Jacob Straub received funding from Clemson University (funded by the U.S. Fish and Wildlife Service), to develop a spatial distribution model of sea duck species on the Lower Great Lakes.

Jacob Straub (Department of Environmental Science & Ecology) and his co-PIs: Beth Ross (US Geological Survey), Michael Schummer (SUNY ESF), Auriel Fournier (University of Illinois Urbana-Champaign), Douglas Tozer (Long Point Waterfowl and Wetlands Research Program, Bird Studies Canada), Shannon Badzinski (Canadian Wildlife Service – Ontario), and a post-doctoral student, will work collaboratively to develop an Integrated Species Distribution model. Straub’s primary role will be to coordinate data sharing, information, and logistics between conservation stakeholders in the United States and Canada.

Sea duck use of the Lower Great Lakes during spring migration, fall migration, and winter has increased over the past few decades. Limited information is available regarding sea duck abundance and distribution in the Great Lakes Region, as well as the connectivity of the Great Lakes population to other populations. Threats, such as commercial and energy development on the lakeshore and lakes, water quality, contaminants, and outbreaks of disease threaten sea ducks. A baseline understanding of their spatial distribution and factors that influence it are needed to respond to environmental and habitat changes. Additionally, climate change will increase extreme weather events, precipitation, and temperature, resulting in large shifts in habitat availability for ducks. The distribution model, using existing data sets, will help inform decisions for future potential survey approaches, monitoring efforts, management, and conservation.

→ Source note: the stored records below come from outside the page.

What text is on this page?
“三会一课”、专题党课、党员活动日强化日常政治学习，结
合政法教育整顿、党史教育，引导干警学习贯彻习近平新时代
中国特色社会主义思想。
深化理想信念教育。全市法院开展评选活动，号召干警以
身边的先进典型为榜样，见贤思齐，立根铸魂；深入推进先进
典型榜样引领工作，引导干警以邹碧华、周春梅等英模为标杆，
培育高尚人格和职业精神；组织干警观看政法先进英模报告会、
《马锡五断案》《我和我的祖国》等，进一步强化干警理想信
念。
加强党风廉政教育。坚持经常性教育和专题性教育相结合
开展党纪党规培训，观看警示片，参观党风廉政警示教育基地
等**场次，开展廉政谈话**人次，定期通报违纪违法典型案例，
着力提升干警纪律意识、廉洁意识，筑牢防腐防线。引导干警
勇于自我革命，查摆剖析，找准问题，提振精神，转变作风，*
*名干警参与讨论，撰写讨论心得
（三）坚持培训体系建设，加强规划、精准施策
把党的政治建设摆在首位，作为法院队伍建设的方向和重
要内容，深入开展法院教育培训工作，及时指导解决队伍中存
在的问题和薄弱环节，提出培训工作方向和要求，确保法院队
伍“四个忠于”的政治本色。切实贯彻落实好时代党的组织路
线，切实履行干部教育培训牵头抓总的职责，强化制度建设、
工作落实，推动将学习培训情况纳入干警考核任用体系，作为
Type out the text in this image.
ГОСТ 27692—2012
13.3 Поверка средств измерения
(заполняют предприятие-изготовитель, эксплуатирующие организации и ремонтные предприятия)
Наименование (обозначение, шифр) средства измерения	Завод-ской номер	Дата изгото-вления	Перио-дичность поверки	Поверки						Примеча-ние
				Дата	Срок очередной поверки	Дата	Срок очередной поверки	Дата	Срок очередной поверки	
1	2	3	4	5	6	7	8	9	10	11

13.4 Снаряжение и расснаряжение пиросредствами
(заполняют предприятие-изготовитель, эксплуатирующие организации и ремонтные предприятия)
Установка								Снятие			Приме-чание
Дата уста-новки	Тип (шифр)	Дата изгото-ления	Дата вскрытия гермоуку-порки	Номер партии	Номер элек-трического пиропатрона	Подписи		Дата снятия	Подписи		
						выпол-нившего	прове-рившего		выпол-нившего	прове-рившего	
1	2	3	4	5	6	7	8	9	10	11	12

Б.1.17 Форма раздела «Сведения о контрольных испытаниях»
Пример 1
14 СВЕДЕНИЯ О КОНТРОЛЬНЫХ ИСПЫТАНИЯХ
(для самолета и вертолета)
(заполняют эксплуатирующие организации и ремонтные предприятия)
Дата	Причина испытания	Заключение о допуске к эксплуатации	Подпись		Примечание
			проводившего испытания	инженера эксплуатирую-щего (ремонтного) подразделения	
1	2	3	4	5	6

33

The researchers will use aerial and ground count species surveys for the distribution model and link population abundance with habitat and environmental covariates in the Great Lakes Region. The model will then be used to simulate future population abundance under different climate scenarios such as reduced ice coverage, increased water temperature, and variable ice conditions. The model will also allow identification of the factors that contribute most to uncertainty in the models and which could be addressed by adaptive management. The outcomes and products anticipated from this work include species-specific maps of past/current distribution/abundance, maps for future climate scenarios, evaluation of stakeholder feedback based on potential monitoring designed, and information to contribute to the Sea Duck Key Habitat Sites Atlas.

The award will be administered by The Research Foundation for SUNY at SUNY Brockport.